Le 9 mars 2012, le fils de Martha Solórzano Martínez, Jorge Luis Zavala, a été arrêté par la police municipale pour sa participation présumée à des faits violents. Il a ensuite été déclaré coupable, bien que sa famille et lui soient convaincus que l’affaire a été forgée de toutes pièces en représailles au militantisme de Martha. Jorge Luis Zavala affirme que des policiers lui auraient dit lors de son arrestation : « On te connaît. Tu es le fils de la fouineuse. Maintenant on va la baiser. » Il demeure en prison en attendant qu’il soit statué en appel.

Le 1er mars 2014, Jorge Luis Zavala a été transféré à 600 kilomètres de la capitale de l’État sans aucune explication. Sa mère et lui ont été informés par des tiers que sa vie était en danger en prison du fait des activités de celle-ci en faveur des droits humains. Amnesty International craint que Martha Solórzano Martínez ne soit elle aussi victime de représailles.


COMPLEMENT D’INFORMATION
En novembre 2013, la mise en place de mesures de protection policière en faveur de Martha Solórzano Martínez a été ordonnée dans le cadre du mécanisme fédéral de protection des défenseurs des droits humains. Deux policiers de l’État de la Sonora ont été mobilisés à cet effet. Cependant, les visites au fils de Martha Solórzano Martínez, actuellement en détention, n’entrent pas dans le cadre de cette protection.
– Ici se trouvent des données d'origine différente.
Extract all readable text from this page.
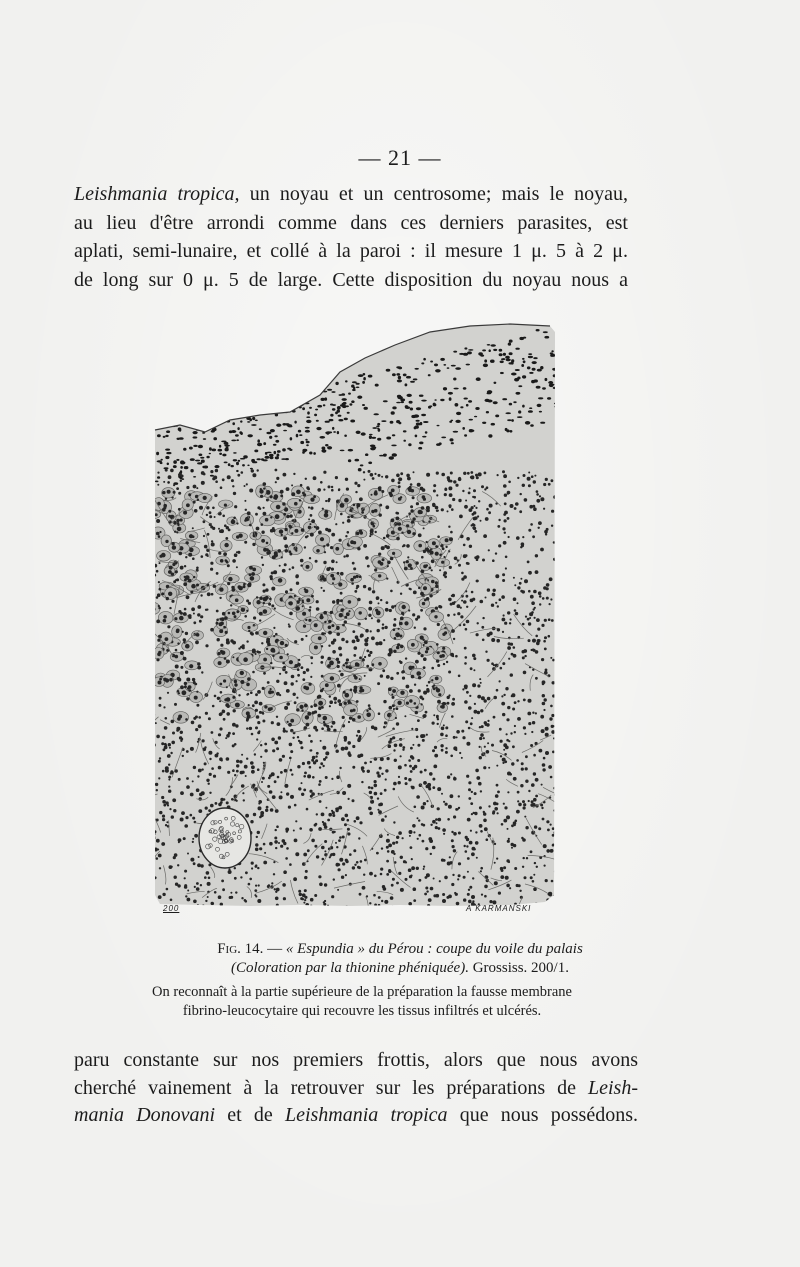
— 21 —
Leishmania tropica, un noyau et un centrosome; mais le noyau,
au lieu d'être arrondi comme dans ces derniers parasites, est
aplati, semi-lunaire, et collé à la paroi : il mesure 1 μ. 5 à 2 μ.
de long sur 0 μ. 5 de large. Cette disposition du noyau nous a
200	A KARMANSKI
Fig. 14. — « Espundia » du Pérou : coupe du voile du palais
(Coloration par la thionine phéniquée). Grossiss. 200/1.
On reconnaît à la partie supérieure de la préparation la fausse membrane
fibrino-leucocytaire qui recouvre les tissus infiltrés et ulcérés.
paru constante sur nos premiers frottis, alors que nous avons
cherché vainement à la retrouver sur les préparations de Leish-
mania Donovani et de Leishmania tropica que nous possédons.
Les défenseurs des droits humains et les journalistes sont souvent victimes d’agressions, de menaces, de manœuvres d’intimidation et d’homicides du fait de leurs activités légitimes et cruciales. Les auteurs présumés de ces attaques ne sont pratiquement jamais traduits en justice. Amnesty International s’est félicitée de la création du mécanisme de protection pour les défenseurs des droits humains et les journalistes en 2012.
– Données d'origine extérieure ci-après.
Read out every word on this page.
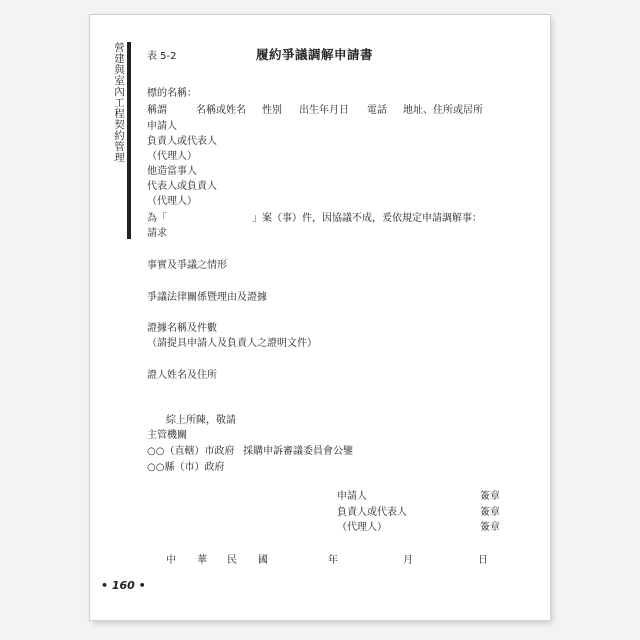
營建與室內工程契約管理 表 5-2	履約爭議調解申請書
標的名稱：
稱謂	名稱或姓名 性別 出生年月日 電話 地址、住所或居所
申請人
負責人或代表人
（代理人）
他造當事人
代表人或負責人
（代理人）
為「	」案（事）件，因協議不成，爰依規定申請調解事：
請求
事實及爭議之情形
爭議法律關係暨理由及證據
證據名稱及件數
（請提具申請人及負責人之證明文件）
證人姓名及住所
綜上所陳，敬請
主管機關
○○（直轄）市政府 採購申訴審議委員會公鑒
○○縣（市）政府
申請人	簽章
負責人或代表人	簽章
（代理人）	簽章
中 華 民 國	年	月	日
• 160 •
Néanmoins, parmi la grosse centaine de défenseurs des droits humains et de journalistes en danger ayant demandé une protection, beaucoup n’ont pas reçu de réponse pertinente ou en temps voulu, ce qui a suscité un sentiment de frustration, d’insécurité et de désillusion.

Bien que le gouvernement assure que le mécanisme fonctionne correctement, celui-ci est loin d’être totalement opérationnel car il manque de personnel formé et de ressources et ne dispose pas du soutien politique à haut niveau dont il a besoin pour que ses mesures de protection soient appliquées par les autorités à tous les niveaux. Les auteurs d’agressions jouissent de l’impunité car les enquêtes sont inefficaces et souvent menées par les autorités étatiques, soupçonnées de proférer elles-mêmes des menaces, ce qui alimente un cercle vicieux. Le mécanisme de protection ne devrait être qu’un élément d’une stratégie globale visant à lutter contre les violences commises à l’encontre des défenseurs des droits humains et des journalistes.

Jusqu’à présent, le gouvernement fédéral n’a pas réagi de façon convaincante face à l’hostilité qui prévaut à l’égard de ces personnes dans plusieurs États mexicains.